Sin embargo, se requiere un esfuerzo conjunto de ambas partes (y no individual) para que la cosa siga a flote. La sintonía perfecta entre ambas personas se convierte en algo arduo y complicado. Ir a la par es jodido. Lo digo porque a veces la desidia, el pasotismo y la falta de interés pueden estar presentes. Aunque no queramos verlo. Pero el caso es que, en lugar de hacer equipo, puede suceder que uno se entregue en cuerpo y alma mientras que el otro viva de las rentas.

En estos casos, la bomba puede estallar al surgir algún problema.

Los problemas son algo inevitable en las relaciones. Nada más normal y habitual. Algo que, bien pensado, puede resultar una oportunidad para crecer de manera mutua. Pero hay que hacer frente a una crisis y esta no se afronta de manera conjunta, sino de forma individual. Puede que el conflicto en cuestión sea la carencia de un trabajo estable por una de las partes. O problemas económicos. O ese extraño lunar aparecido en la espalda… O puede que simplemente sea por miedo. No solo por el miedo a estar mal. También por miedo a estar bien. Se teme el goce, el placer y el bienestar como un peligroso ascenso donde tarde o temprano se caerá de manera estrepitosa. Así que, en lugar de disfrutar del paisaje y de gozar del vuelo, uno teme estrellarse con más dureza.

Hay quien incluso siente agobio por verse demasiado querido. Por sentirse víctima de un exceso de amor, cariño y seguridad. Miedo a estar bien. Miedo de ser cuidado. Miedo a oír demasiados “te quiero”…

Y a veces se acaba atribuyendo la culpa al otro, aunque este no tenga nada que ver en el asunto. Aunque este desconozca por completo la existencia de conflicto alguno.
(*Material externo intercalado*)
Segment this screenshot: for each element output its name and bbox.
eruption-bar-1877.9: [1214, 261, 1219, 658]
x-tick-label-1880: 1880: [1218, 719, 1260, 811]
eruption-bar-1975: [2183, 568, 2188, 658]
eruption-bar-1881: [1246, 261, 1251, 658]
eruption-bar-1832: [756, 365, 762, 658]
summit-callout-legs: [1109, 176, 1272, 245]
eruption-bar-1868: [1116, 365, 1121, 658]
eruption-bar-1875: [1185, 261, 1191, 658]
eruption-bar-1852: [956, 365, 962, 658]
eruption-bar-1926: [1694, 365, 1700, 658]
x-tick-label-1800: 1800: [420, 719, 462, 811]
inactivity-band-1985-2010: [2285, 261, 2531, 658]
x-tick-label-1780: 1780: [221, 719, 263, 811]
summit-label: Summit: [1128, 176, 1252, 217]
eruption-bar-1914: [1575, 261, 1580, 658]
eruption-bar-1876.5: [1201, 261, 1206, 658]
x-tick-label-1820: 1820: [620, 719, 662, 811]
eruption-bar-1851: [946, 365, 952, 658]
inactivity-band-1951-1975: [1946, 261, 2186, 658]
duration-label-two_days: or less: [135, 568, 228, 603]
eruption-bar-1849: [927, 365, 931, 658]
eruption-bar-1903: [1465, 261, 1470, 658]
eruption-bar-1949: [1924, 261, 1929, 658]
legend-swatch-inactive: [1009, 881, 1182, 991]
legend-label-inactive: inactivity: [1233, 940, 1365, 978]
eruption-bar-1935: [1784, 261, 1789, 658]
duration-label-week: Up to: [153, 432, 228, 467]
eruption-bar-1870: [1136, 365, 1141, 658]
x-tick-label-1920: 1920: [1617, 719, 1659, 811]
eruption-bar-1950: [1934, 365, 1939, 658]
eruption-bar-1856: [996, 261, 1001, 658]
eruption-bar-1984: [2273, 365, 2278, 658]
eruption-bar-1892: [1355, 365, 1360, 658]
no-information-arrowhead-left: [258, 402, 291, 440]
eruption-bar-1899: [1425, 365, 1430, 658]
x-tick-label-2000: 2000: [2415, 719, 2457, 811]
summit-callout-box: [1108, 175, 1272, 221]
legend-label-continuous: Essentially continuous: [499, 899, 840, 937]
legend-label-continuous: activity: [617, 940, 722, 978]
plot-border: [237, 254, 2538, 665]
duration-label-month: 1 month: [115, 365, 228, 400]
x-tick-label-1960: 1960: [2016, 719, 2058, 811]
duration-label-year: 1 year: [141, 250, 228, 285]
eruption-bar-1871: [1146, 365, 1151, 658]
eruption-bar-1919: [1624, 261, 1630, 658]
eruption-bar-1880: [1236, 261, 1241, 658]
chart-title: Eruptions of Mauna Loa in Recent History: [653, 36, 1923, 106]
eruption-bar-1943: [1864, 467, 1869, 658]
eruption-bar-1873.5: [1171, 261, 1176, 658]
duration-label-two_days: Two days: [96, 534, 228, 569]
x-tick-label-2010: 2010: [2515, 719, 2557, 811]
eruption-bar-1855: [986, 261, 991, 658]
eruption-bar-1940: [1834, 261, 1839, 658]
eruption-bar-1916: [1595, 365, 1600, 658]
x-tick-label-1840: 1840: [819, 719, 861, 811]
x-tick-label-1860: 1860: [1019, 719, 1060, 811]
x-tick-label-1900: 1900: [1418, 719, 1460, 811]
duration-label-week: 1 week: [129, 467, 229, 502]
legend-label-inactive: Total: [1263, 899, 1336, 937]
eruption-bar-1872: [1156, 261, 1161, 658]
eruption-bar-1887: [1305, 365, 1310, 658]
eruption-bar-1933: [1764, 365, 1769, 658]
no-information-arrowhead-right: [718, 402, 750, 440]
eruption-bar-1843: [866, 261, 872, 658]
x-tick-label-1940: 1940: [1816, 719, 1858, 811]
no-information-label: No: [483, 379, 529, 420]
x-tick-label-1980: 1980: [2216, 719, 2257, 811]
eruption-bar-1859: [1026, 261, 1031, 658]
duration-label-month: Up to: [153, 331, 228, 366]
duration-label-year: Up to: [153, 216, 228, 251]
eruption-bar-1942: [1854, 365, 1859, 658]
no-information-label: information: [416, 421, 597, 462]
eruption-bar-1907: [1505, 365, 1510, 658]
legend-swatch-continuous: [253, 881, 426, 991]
Entonces aquello que parecía eterno e inmutable, que detenía el tiempo y llenaba de sentido y gloria nuestra existencia, de repente se desvanece como una niebla mañanera. Ya no hay carne, ni espíritu, ni huesos. Solo algo que vemos alejarse. Sopla el viento y todo sale volando como siluetas de papel que vuelan, hasta desaparecer en el horizonte.